Hace muchos años, hice una fiesta. Solo invité a una persona, Pandora, ya que no necesitaba a nadie más. A pesar de conocerla hace poco tiempo, para mí, ella era la única y, en cierto modo, siempre lo fue. Sabía que sus regalos podrían ser fatales, pero valía la pena morir por eso. Sé que en esta vida no gana nadie, solo tenemos flashazos de victoria en un mar de derrotas, así que lo único que podemos intentar hacer es alargar esos momentos lo más que se pueda, antes de verlos diluidos en la inmensidad del olvido.
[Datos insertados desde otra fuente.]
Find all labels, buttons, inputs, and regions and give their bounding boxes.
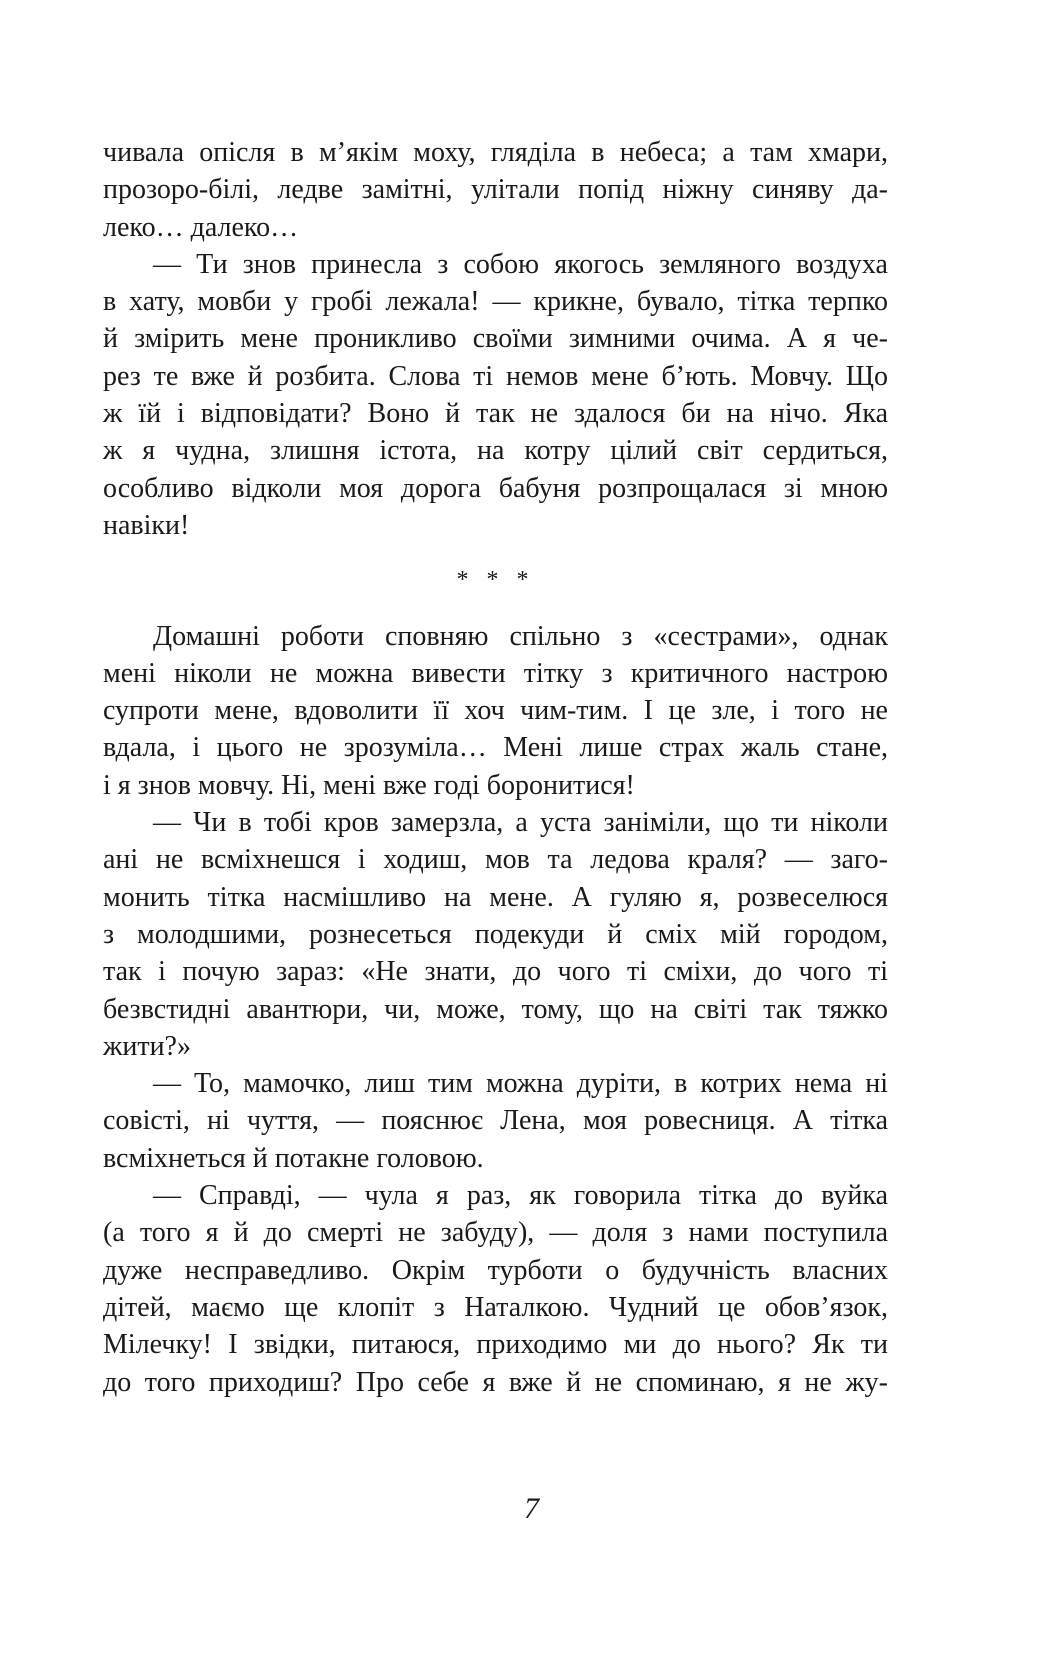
text-line: чивала опісля в м’якім моху, гляділа в небеса; а там хмари,: [103, 137, 888, 168]
text-line: й змірить мене проникливо своїми зимними очима. А я че-: [103, 323, 888, 355]
paragraph: [103, 1177, 888, 1401]
text-line: рез те вже й розбита. Слова ті немов мене б’ють. Мовчу. Що: [103, 360, 888, 392]
text-line: всміхнеться й потакне головою.: [103, 1142, 484, 1174]
text-line: особливо відколи моя дорога бабуня розпрощалася зі мною: [103, 472, 888, 504]
text-line: жити?»: [103, 1030, 191, 1062]
paragraph: [103, 1065, 888, 1177]
text-line: дітей, маємо ще клопіт з Наталкою. Чудний це обов’язок,: [103, 1291, 888, 1323]
text-line: (а того я й до смерті не забуду), — доля з нами поступила: [103, 1217, 888, 1249]
text-line: ж їй і відповідати? Воно й так не здалося би на нічо. Яка: [103, 398, 888, 430]
text-line: прозоро-білі, ледве замітні, улітали попід ніжну синяву да-: [103, 174, 888, 206]
paragraph: [103, 134, 888, 246]
text-line: Домашні роботи сповняю спільно з «сестрами», однак: [153, 620, 888, 652]
text-line: в хату, мовби у гробі лежала! — крикне, бувало, тітка терпко: [103, 286, 888, 318]
paragraph: [103, 804, 888, 1065]
page-text: [103, 134, 888, 1401]
text-line: ж я чудна, злишня істота, на котру цілий світ сердиться,: [103, 435, 888, 467]
text-line: совісті, ні чуття, — пояснює Лена, моя ровесниця. А тітка: [103, 1105, 888, 1137]
paragraph: [103, 246, 888, 544]
text-line: і я знов мовчу. Ні, мені вже годі боронитися!: [103, 769, 635, 801]
text-line: мені ніколи не можна вивести тітку з критичного настрою: [103, 657, 888, 689]
text-line: до того приходиш? Про себе я вже й не споминаю, я не жу-: [103, 1366, 888, 1398]
text-line: — Справді, — чула я раз, як говорила тітка до вуйка: [153, 1180, 888, 1212]
text-line: з молодшими, рознесеться подекуди й сміх мій городом,: [103, 918, 888, 950]
text-line: так і почую зараз: «Не знати, до чого ті сміхи, до чого ті: [103, 956, 888, 988]
text-line: — Ти знов принесла з собою якогось земляного воздуха: [153, 248, 888, 280]
text-line: Мілечку! І звідки, питаюся, приходимо ми до нього? Як ти: [103, 1329, 888, 1361]
text-line: леко… далеко…: [103, 211, 299, 243]
text-line: безвстидні авантюри, чи, може, тому, що на світі так тяжко: [103, 993, 888, 1025]
section-separator: * * *: [456, 567, 535, 594]
paragraph: [103, 618, 888, 804]
text-line: ані не всміхнешся і ходиш, мов та ледова краля? — заго-: [103, 844, 888, 876]
page-number: 7: [524, 1492, 539, 1525]
text-line: — Чи в тобі кров замерзла, а уста заніміли, що ти ніколи: [153, 807, 888, 839]
text-line: — То, мамочко, лиш тим можна дуріти, в котрих нема ні: [153, 1068, 888, 1100]
text-line: супроти мене, вдоволити її хоч чим-тим. І це зле, і того не: [103, 695, 888, 727]
text-line: вдала, і цього не зрозуміла… Мені лише страх жаль стане,: [103, 732, 888, 764]
text-line: монить тітка насмішливо на мене. А гуляю я, розвеселюся: [103, 881, 888, 913]
text-line: дуже несправедливо. Окрім турботи о будучність власних: [103, 1254, 888, 1286]
text-line: навіки!: [103, 509, 190, 541]
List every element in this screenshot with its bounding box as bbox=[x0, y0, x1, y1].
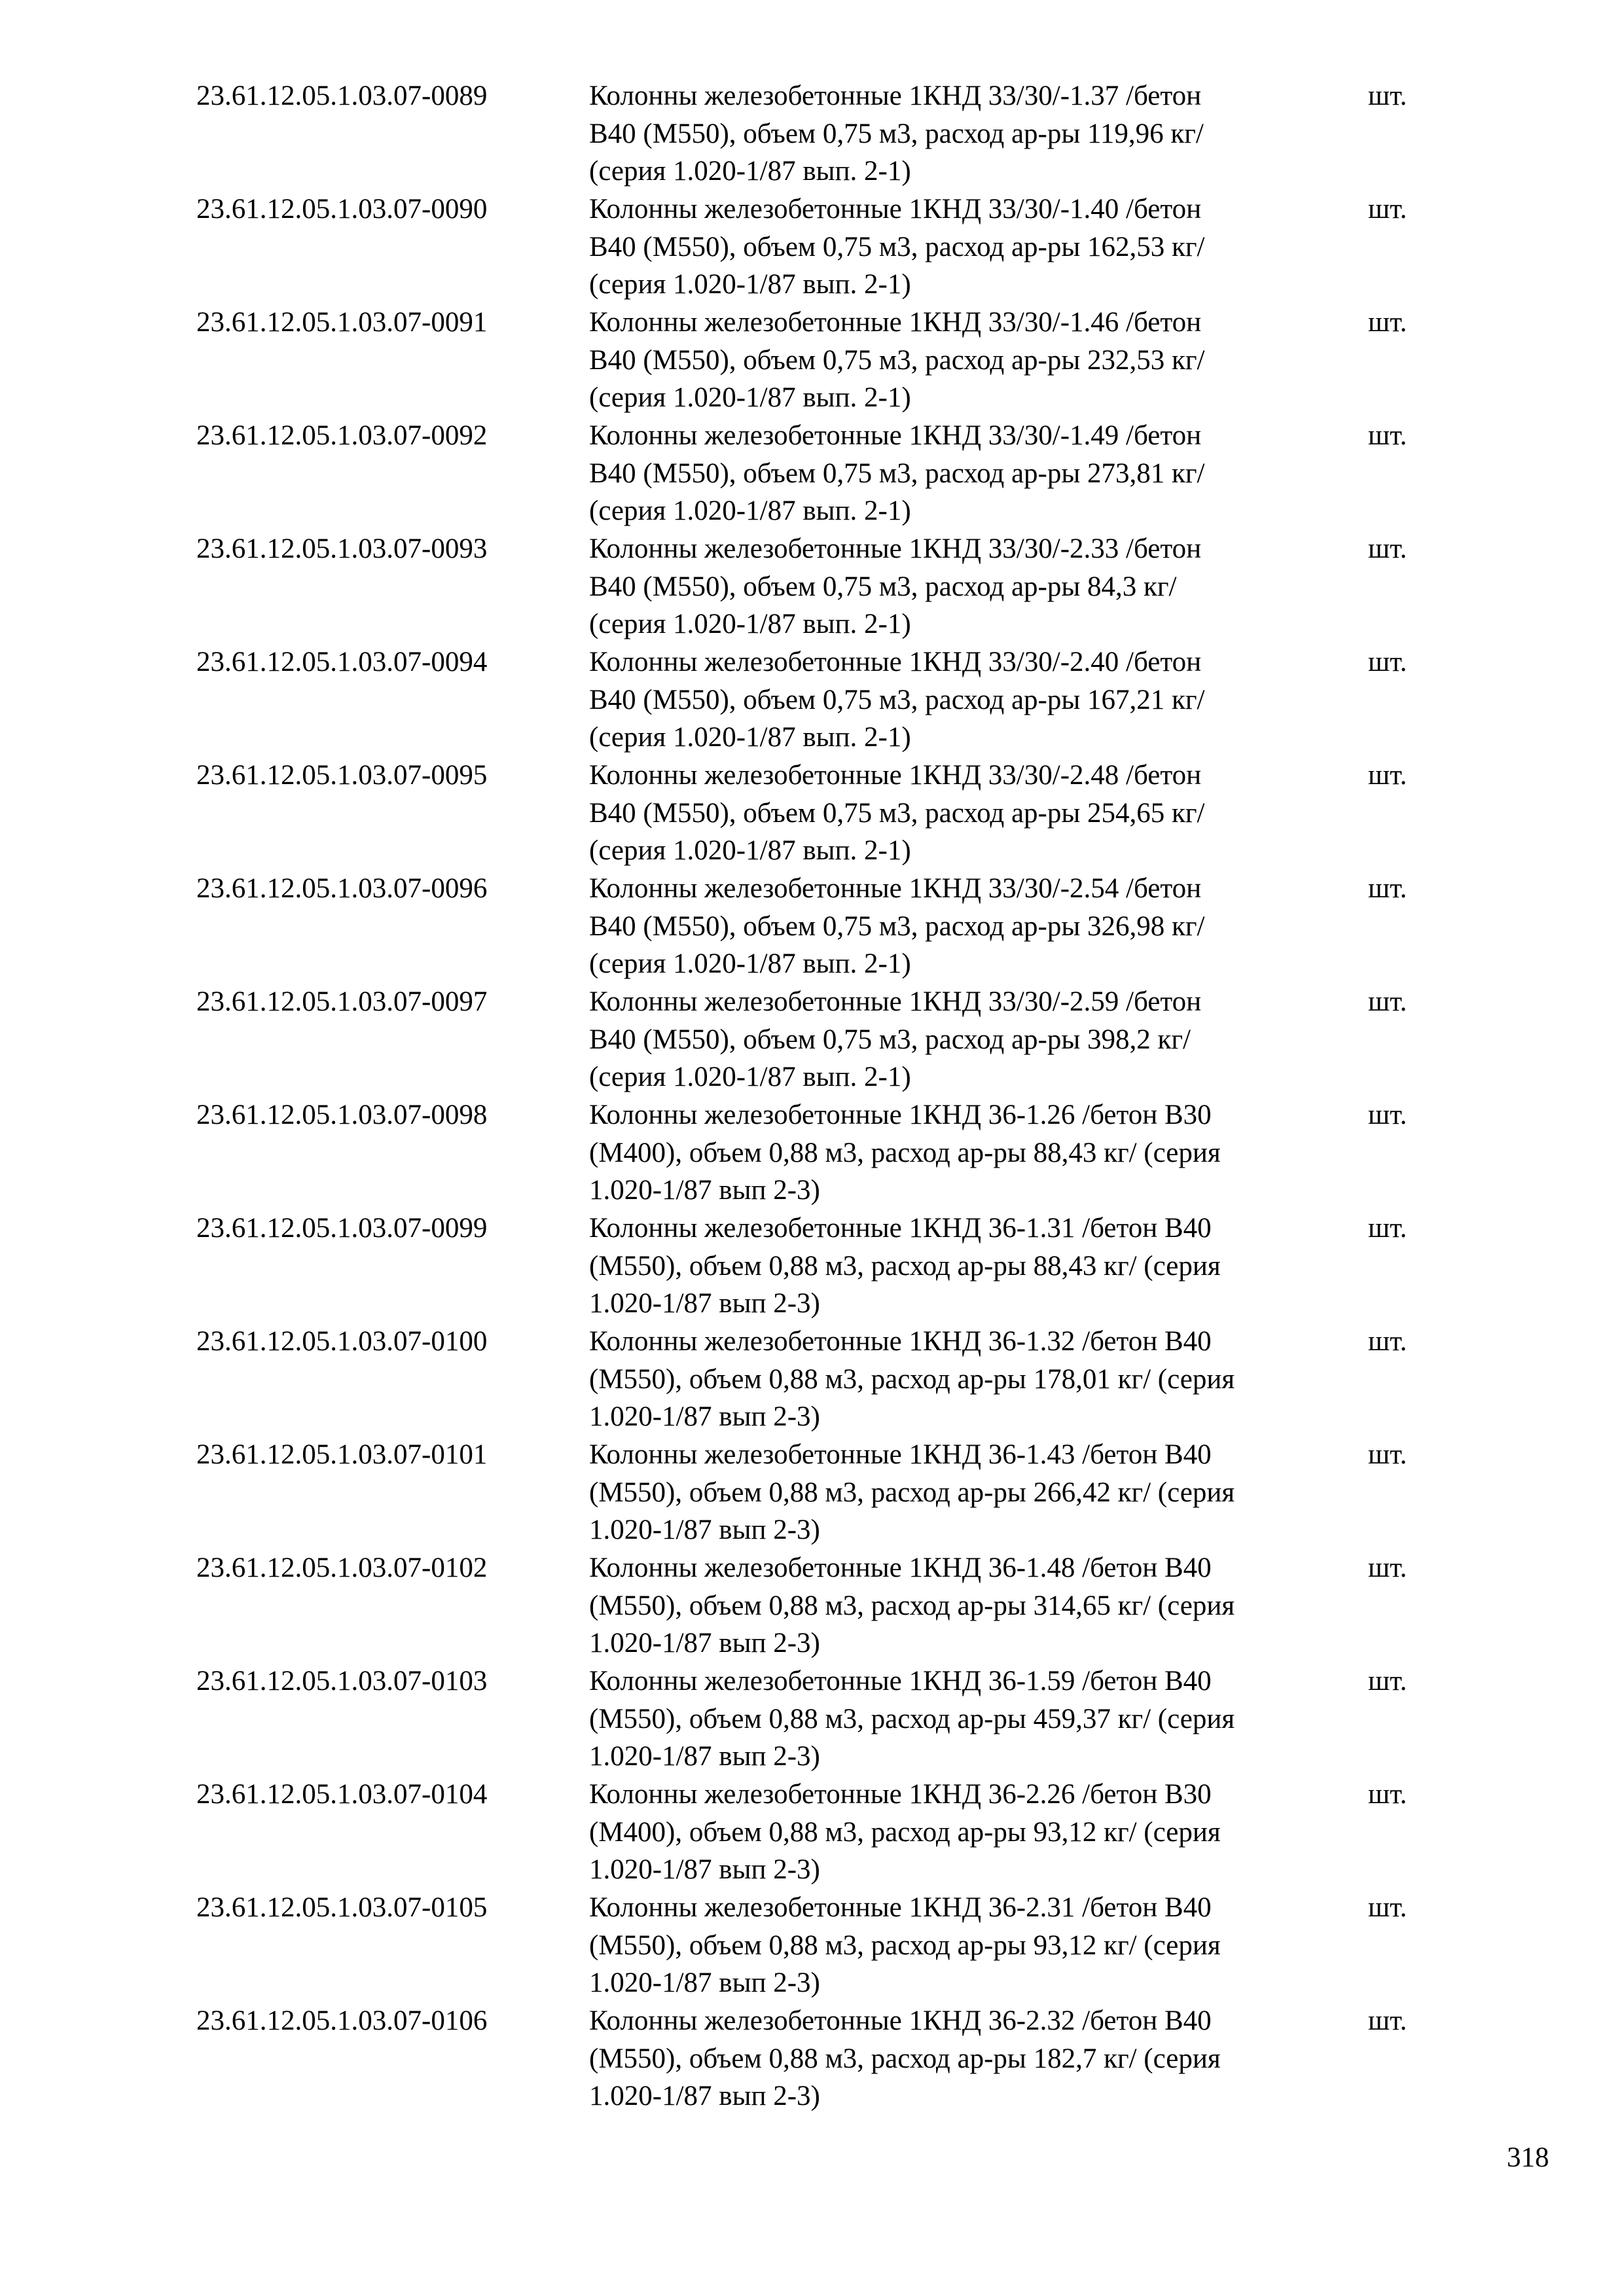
resource-description: Колонны железобетонные 1КНД 33/30/-2.33 /бетон В40 (М550), объем 0,75 м3, расход ар-ры 84,3 кг/ (серия 1.020-1/87 вып. 2-1) bbox=[589, 533, 1202, 640]
table-row bbox=[196, 417, 1440, 530]
table-row bbox=[196, 1776, 1440, 1889]
resource-unit: шт. bbox=[1368, 1666, 1407, 1696]
resource-code: 23.61.12.05.1.03.07-0103 bbox=[196, 1666, 488, 1696]
resource-description: Колонны железобетонные 1КНД 36-1.43 /бетон В40 (М550), объем 0,88 м3, расход ар-ры 266,42 кг/ (серия 1.020-1/87 вып 2-3) bbox=[589, 1439, 1235, 1546]
table-row bbox=[196, 1889, 1440, 2002]
resource-description: Колонны железобетонные 1КНД 36-1.31 /бетон В40 (М550), объем 0,88 м3, расход ар-ры 88,43 кг/ (серия 1.020-1/87 вып 2-3) bbox=[589, 1213, 1221, 1319]
table-row bbox=[196, 757, 1440, 870]
resource-code: 23.61.12.05.1.03.07-0098 bbox=[196, 1100, 488, 1130]
resource-unit: шт. bbox=[1368, 986, 1407, 1017]
table-row bbox=[196, 1323, 1440, 1436]
resource-unit: шт. bbox=[1368, 1892, 1407, 1923]
table-row bbox=[196, 190, 1440, 304]
resource-unit: шт. bbox=[1368, 420, 1407, 451]
table-row bbox=[196, 304, 1440, 417]
table-row bbox=[196, 77, 1440, 190]
resource-unit: шт. bbox=[1368, 533, 1407, 564]
resource-code: 23.61.12.05.1.03.07-0090 bbox=[196, 194, 488, 224]
resource-unit: шт. bbox=[1368, 1439, 1407, 1470]
resource-code: 23.61.12.05.1.03.07-0091 bbox=[196, 307, 488, 338]
resource-code: 23.61.12.05.1.03.07-0093 bbox=[196, 533, 488, 564]
resource-code: 23.61.12.05.1.03.07-0102 bbox=[196, 1552, 488, 1583]
resource-description: Колонны железобетонные 1КНД 33/30/-2.54 /бетон В40 (М550), объем 0,75 м3, расход ар-ры 326,98 кг/ (серия 1.020-1/87 вып. 2-1) bbox=[589, 873, 1205, 980]
resource-description: Колонны железобетонные 1КНД 33/30/-2.40 /бетон В40 (М550), объем 0,75 м3, расход ар-ры 167,21 кг/ (серия 1.020-1/87 вып. 2-1) bbox=[589, 647, 1205, 753]
resource-unit: шт. bbox=[1368, 647, 1407, 677]
resource-unit: шт. bbox=[1368, 1326, 1407, 1357]
resource-unit: шт. bbox=[1368, 1213, 1407, 1244]
resource-code: 23.61.12.05.1.03.07-0092 bbox=[196, 420, 488, 451]
resource-description: Колонны железобетонные 1КНД 36-1.59 /бетон В40 (М550), объем 0,88 м3, расход ар-ры 459,37 кг/ (серия 1.020-1/87 вып 2-3) bbox=[589, 1666, 1235, 1772]
resource-description: Колонны железобетонные 1КНД 36-1.26 /бетон В30 (М400), объем 0,88 м3, расход ар-ры 88,43 кг/ (серия 1.020-1/87 вып 2-3) bbox=[589, 1100, 1221, 1206]
table-row bbox=[196, 1549, 1440, 1662]
resource-code: 23.61.12.05.1.03.07-0096 bbox=[196, 873, 488, 904]
resource-code: 23.61.12.05.1.03.07-0097 bbox=[196, 986, 488, 1017]
resource-unit: шт. bbox=[1368, 760, 1407, 791]
resource-description: Колонны железобетонные 1КНД 33/30/-1.40 /бетон В40 (М550), объем 0,75 м3, расход ар-ры 162,53 кг/ (серия 1.020-1/87 вып. 2-1) bbox=[589, 194, 1205, 300]
resource-code: 23.61.12.05.1.03.07-0100 bbox=[196, 1326, 488, 1357]
resource-description: Колонны железобетонные 1КНД 36-1.48 /бетон В40 (М550), объем 0,88 м3, расход ар-ры 314,65 кг/ (серия 1.020-1/87 вып 2-3) bbox=[589, 1552, 1235, 1659]
resource-unit: шт. bbox=[1368, 194, 1407, 224]
resource-description: Колонны железобетонные 1КНД 33/30/-1.46 /бетон В40 (М550), объем 0,75 м3, расход ар-ры 232,53 кг/ (серия 1.020-1/87 вып. 2-1) bbox=[589, 307, 1205, 414]
resource-unit: шт. bbox=[1368, 1779, 1407, 1810]
table-row bbox=[196, 1662, 1440, 1776]
resource-unit: шт. bbox=[1368, 81, 1407, 111]
table-row bbox=[196, 870, 1440, 983]
resource-code: 23.61.12.05.1.03.07-0101 bbox=[196, 1439, 488, 1470]
table-row bbox=[196, 643, 1440, 757]
resource-description: Колонны железобетонные 1КНД 36-2.32 /бетон В40 (М550), объем 0,88 м3, расход ар-ры 182,7 кг/ (серия 1.020-1/87 вып 2-3) bbox=[589, 2005, 1221, 2112]
resource-unit: шт. bbox=[1368, 2005, 1407, 2036]
resource-unit: шт. bbox=[1368, 1100, 1407, 1130]
resource-description: Колонны железобетонные 1КНД 33/30/-2.59 /бетон В40 (М550), объем 0,75 м3, расход ар-ры 398,2 кг/ (серия 1.020-1/87 вып. 2-1) bbox=[589, 986, 1202, 1093]
resource-unit: шт. bbox=[1368, 873, 1407, 904]
resource-unit: шт. bbox=[1368, 1552, 1407, 1583]
resource-description: Колонны железобетонные 1КНД 33/30/-1.49 /бетон В40 (М550), объем 0,75 м3, расход ар-ры 273,81 кг/ (серия 1.020-1/87 вып. 2-1) bbox=[589, 420, 1205, 527]
resource-code: 23.61.12.05.1.03.07-0105 bbox=[196, 1892, 488, 1923]
resource-description: Колонны железобетонные 1КНД 33/30/-1.37 /бетон В40 (М550), объем 0,75 м3, расход ар-ры 119,96 кг/ (серия 1.020-1/87 вып. 2-1) bbox=[589, 81, 1204, 187]
table-row bbox=[196, 1210, 1440, 1323]
resource-description: Колонны железобетонные 1КНД 36-2.26 /бетон В30 (М400), объем 0,88 м3, расход ар-ры 93,12 кг/ (серия 1.020-1/87 вып 2-3) bbox=[589, 1779, 1221, 1886]
table-row bbox=[196, 983, 1440, 1096]
resource-code: 23.61.12.05.1.03.07-0104 bbox=[196, 1779, 488, 1810]
table-row bbox=[196, 2002, 1440, 2115]
resource-code: 23.61.12.05.1.03.07-0099 bbox=[196, 1213, 488, 1244]
resource-code: 23.61.12.05.1.03.07-0095 bbox=[196, 760, 488, 791]
resource-description: Колонны железобетонные 1КНД 36-2.31 /бетон В40 (М550), объем 0,88 м3, расход ар-ры 93,12 кг/ (серия 1.020-1/87 вып 2-3) bbox=[589, 1892, 1221, 1999]
table-row bbox=[196, 530, 1440, 643]
resource-code: 23.61.12.05.1.03.07-0094 bbox=[196, 647, 488, 677]
catalog-table bbox=[196, 77, 1440, 2115]
table-row bbox=[196, 1436, 1440, 1549]
resource-unit: шт. bbox=[1368, 307, 1407, 338]
resource-code: 23.61.12.05.1.03.07-0089 bbox=[196, 81, 488, 111]
table-row bbox=[196, 1096, 1440, 1210]
page-number: 318 bbox=[1507, 2142, 1549, 2173]
resource-description: Колонны железобетонные 1КНД 36-1.32 /бетон В40 (М550), объем 0,88 м3, расход ар-ры 178,01 кг/ (серия 1.020-1/87 вып 2-3) bbox=[589, 1326, 1235, 1433]
resource-description: Колонны железобетонные 1КНД 33/30/-2.48 /бетон В40 (М550), объем 0,75 м3, расход ар-ры 254,65 кг/ (серия 1.020-1/87 вып. 2-1) bbox=[589, 760, 1205, 867]
resource-code: 23.61.12.05.1.03.07-0106 bbox=[196, 2005, 488, 2036]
Ella llegó bailando a la fiesta. Sus caderas eran la cúspide de la sensualidad, llenando todo rincón con el perfume que emanaba de su cabello, sus rizos rojos desprendiendo risas y callando demonios. Se quedó un tiempo, leyendo, soñando, durmiendo. Pero yo lo sabía, era una bruja, su naturaleza es volar buscando nuevos mundos, diferentes destinos en otras aguas, listas para ser devoradas por ese ángel convertido en demonio. Y poco antes de irse, abrió su regalo.
Lo primero que salió fue la ansiedad, con sus noches largas e insomnio, hermoso cubo rubik que acaricia la mente. Con sus mil combinaciones saca los hubiera y mastica los recuerdos, cigarro tras cigarro, forzándote a permanecer con una película en los ojos, donde todo lo que era felicidad se envuelve en vacío. Se guarda en tu bolsillo, oculto, saliendo de vez en cuando a saludar, recordándote que siempre va a estar para ti.
Su siguiente regalo fue la depresión, muñeco deforme y sádico, que gusta de mutilar los sentidos y tirarte en un torbellino de días que no se distinguen uno del otro. Siempre acostado, jugando con los sentimientos, tirando dados en una ruleta rusa en la que solo un tiro es de suerte, los otros seis te dañan, sangras, pero no mueres. Es un revolver defectuoso que tiene impresas las carcajadas del quizá, pero hoy no.
Después salieron las matrioskas, muñecas portadoras de autodestrucción, bañando todo en el alcohol que adormece y las drogas que permiten el olvido tan anhelado. Profundas e infinitas, una a una sale sin fin, complacientes y compañeras en reuniones y solitarias noches. Pero las letras pequeñas dicen que nada es duradero, su efecto es efímero en una avalancha de horas y segundos que se apilan uno tras otro, cantando viejas canciones de amor y desesperanza. Sumergiéndote cada vez más en ese mar de falsas ilusiones, buscando un consuelo que se escabulle de tus manos, cada vez más hondo, cada vez más lejos, cada vez más, más, más.
La soledad es una prenda que sale por si sola, un poco tarde, pero inunda todo, pintando las paredes de negro, ciñéndote, acariciándote, arropándote. Solo te queda observar como todo empieza a derrumbarse. Ya no hay sueños, ya no hay risas, ya no hay vida. Solo un profundo desasosiego que envuelve lo poco que queda, arrastrando sobre tus pies la tristeza que se aferra a las cadenas que tú mismo te has puesto sobre el cuello.
Su último regalo, el suicidio. Ese objeto que se transforma en mil cosas, lo que tú quieras, con lo que quieras jugar esa noche. Ya sea una blanca rosa que se manche de vez en cuando en rojo o una cuerda para saltar que te robe el aliento. Todo sirve, solo necesitas ser creativo. La muerte se huele en aire, haciendo eco en cada esquina, taladrando tus oídos, susurrándote cuentos de media noche, cada uno de ellos es diferente, lo único que nunca cambia es el final.
Pandora ya tiene tiempo que se fue de esta fiesta, dejándome un anillo, una piedra y una historia. Y yo, un pobre diablo, solamente quiero que la danza continúe, jugando con aquellos monstruos que me regaló, que me carcomen lento, uno a uno, indiferentes de mí o mi miseria.